It appears Indian politicians do not really have a funny bone after all. They do not appear to be able to tolerate jokes made at their expense and circulated on the Internet.

A court in the country threatened, on Thursday, to block social networking Web sites like Facebook and search engines like Google, unless they failed to crack down on offensive content, according to a BBC report. Specifically, the Delhi High Court said: Like China, we will block all such websites.

However, the BBC report goes on to add, given that there are over 100 million Internet users in the country, most Internet-based companies say such broad action is impossible.

In any case, the statements made by the Delhi High Court are not the first instances of their kind. Recently, a government official had criticized and accused certain Web sites of not cooperating in the detection and removal of such content.

Indian Communications Minister, Kapil Sibal, said in December to representatives of Google, Facebook and other social networking Web sites, the government would introduce guidelines to ensure blasphemous material did not appear on the Internet. The government's irritation, it could be, stems from several doctored photographs of the Prime Minister and the leader of the ruling Congress party, Sonia Gandhi, circulating on Web sites like Facebook.

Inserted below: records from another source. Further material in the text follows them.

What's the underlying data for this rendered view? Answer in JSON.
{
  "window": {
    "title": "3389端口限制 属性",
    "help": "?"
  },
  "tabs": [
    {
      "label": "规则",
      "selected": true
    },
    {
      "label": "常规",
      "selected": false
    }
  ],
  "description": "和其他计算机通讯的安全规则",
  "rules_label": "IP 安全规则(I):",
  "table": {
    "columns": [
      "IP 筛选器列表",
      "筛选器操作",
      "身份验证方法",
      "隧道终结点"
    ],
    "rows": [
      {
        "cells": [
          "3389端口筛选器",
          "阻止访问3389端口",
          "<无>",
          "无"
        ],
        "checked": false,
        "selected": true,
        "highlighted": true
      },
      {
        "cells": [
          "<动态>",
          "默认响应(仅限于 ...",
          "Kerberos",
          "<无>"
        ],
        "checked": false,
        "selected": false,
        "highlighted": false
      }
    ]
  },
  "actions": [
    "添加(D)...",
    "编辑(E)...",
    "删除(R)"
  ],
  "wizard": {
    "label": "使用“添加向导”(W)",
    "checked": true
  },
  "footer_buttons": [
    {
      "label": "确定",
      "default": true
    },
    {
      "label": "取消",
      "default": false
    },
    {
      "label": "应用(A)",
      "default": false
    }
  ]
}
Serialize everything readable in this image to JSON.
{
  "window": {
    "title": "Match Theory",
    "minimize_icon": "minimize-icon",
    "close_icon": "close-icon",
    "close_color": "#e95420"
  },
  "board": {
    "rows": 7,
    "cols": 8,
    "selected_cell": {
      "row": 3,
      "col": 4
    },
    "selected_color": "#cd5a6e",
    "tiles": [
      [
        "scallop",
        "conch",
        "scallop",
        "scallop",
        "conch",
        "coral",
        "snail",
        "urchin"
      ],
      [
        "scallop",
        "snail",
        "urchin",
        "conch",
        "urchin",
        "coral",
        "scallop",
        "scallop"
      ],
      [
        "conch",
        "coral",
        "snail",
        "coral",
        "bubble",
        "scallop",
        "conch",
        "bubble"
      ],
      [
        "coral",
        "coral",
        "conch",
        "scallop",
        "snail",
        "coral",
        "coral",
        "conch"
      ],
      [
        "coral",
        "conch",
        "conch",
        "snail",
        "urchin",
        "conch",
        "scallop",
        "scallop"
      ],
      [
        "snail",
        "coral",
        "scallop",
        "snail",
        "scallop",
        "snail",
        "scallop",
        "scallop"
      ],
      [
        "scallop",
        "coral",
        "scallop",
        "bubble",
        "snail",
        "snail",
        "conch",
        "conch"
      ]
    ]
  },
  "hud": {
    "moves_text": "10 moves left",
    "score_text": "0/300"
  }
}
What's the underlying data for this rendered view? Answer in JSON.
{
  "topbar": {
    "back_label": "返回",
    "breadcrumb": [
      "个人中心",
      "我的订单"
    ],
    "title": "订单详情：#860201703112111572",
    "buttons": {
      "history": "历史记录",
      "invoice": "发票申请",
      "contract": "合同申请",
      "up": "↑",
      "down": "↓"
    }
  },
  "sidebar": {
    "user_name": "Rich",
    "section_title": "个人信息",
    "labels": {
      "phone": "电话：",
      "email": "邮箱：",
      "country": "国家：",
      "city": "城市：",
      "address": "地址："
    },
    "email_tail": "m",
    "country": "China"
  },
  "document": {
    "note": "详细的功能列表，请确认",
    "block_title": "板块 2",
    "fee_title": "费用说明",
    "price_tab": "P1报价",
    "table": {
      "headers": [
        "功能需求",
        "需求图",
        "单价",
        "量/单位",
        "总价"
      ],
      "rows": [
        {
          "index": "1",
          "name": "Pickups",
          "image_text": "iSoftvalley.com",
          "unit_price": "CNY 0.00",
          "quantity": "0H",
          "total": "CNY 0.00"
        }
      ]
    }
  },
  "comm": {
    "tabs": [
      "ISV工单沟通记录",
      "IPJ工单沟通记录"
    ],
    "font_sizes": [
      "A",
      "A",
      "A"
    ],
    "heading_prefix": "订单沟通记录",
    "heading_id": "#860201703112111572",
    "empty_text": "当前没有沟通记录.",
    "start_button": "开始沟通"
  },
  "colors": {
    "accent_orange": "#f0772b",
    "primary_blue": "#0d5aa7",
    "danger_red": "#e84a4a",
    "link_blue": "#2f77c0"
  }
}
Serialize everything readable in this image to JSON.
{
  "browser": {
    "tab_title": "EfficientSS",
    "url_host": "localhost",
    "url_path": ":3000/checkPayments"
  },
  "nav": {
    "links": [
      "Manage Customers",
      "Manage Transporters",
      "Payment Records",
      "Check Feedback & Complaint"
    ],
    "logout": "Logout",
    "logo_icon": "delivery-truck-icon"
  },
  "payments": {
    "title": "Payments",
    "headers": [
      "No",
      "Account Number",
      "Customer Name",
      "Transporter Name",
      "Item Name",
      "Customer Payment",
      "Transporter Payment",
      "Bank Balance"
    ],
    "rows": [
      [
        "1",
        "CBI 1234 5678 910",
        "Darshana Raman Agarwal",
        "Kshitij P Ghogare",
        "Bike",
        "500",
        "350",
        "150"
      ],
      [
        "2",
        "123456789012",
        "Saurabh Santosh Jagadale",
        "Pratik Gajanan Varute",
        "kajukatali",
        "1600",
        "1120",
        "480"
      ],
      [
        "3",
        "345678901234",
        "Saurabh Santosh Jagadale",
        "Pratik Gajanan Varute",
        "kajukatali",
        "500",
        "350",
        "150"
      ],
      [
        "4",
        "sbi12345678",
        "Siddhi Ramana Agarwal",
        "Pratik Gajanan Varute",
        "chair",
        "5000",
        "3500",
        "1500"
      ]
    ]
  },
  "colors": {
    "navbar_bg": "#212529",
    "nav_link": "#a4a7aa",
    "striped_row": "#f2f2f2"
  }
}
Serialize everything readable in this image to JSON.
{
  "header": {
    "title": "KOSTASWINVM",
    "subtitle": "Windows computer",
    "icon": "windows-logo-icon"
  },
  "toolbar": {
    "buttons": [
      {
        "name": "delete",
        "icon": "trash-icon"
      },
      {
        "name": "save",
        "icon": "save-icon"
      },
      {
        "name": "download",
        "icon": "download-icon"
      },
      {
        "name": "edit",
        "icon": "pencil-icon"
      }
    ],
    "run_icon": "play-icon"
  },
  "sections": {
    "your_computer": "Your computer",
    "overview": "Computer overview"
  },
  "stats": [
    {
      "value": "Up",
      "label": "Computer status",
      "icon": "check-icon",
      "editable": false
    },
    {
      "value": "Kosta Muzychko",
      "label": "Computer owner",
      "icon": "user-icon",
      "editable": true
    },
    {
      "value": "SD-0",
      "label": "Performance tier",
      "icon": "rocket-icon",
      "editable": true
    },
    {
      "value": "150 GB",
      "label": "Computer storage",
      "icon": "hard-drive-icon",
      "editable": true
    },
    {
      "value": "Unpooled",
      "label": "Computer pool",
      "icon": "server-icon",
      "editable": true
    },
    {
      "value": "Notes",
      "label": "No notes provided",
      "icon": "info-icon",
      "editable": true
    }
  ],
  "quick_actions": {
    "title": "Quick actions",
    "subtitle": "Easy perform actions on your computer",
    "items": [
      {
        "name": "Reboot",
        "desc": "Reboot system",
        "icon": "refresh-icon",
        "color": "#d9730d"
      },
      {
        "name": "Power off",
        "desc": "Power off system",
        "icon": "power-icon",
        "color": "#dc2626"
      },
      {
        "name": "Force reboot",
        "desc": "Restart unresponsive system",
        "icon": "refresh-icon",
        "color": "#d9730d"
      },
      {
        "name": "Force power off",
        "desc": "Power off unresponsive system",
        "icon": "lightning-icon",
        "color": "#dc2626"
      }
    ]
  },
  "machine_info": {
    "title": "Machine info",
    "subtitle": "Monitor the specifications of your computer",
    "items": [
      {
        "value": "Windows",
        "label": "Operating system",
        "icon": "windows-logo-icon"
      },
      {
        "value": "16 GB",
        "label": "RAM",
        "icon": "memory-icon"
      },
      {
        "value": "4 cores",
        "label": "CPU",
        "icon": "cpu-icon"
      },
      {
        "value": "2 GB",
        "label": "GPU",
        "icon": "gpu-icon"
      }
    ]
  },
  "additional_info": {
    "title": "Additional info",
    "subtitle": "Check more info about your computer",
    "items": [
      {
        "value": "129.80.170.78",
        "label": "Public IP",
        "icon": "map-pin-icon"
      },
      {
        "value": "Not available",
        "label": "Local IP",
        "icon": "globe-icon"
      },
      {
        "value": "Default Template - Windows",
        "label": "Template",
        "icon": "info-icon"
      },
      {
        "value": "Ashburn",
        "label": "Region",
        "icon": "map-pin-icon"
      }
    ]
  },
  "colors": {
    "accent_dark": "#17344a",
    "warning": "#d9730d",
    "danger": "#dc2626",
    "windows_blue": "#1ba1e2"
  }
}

Justice Suresh Kait, of the Delhi High Court, asked Facebook and Google India to develop a mechanism to keep a check (on) and remove offensive and objectionable material from their web pages, according to the Press Trust of India news agency.

The question, though, must be if it is at all possible to block content from networking sites.

Mukul Rohatgi, a lawyer for Google India, does not think so. According to him, obscene, objectionable and defamatory content cannot be filtered or monitored.

No human interference is possible and, moreover, it can't be feasible to check such incidents. Billions of people across the globe post their articles on the website. Yes, they may be defamatory, obscene but cannot be checked, Rohatgi was quoted as telling the court.

We cannot control billion minds. Some are conservative, some are liberal and some write all the defamatory and obnoxious articles on web pages. There is a procedure for getting them removed, he added.

Facebook issued a statement in December, saying it recognized the government's interest in minimizing the amount of abusive content on the internet and said that it does provide an option of reporting abusive content. Facebook has around 28 million users in India.

As many as 21 Web sites were summoned, in December, by a lower court to explain what measures they were taking to remove offensive content.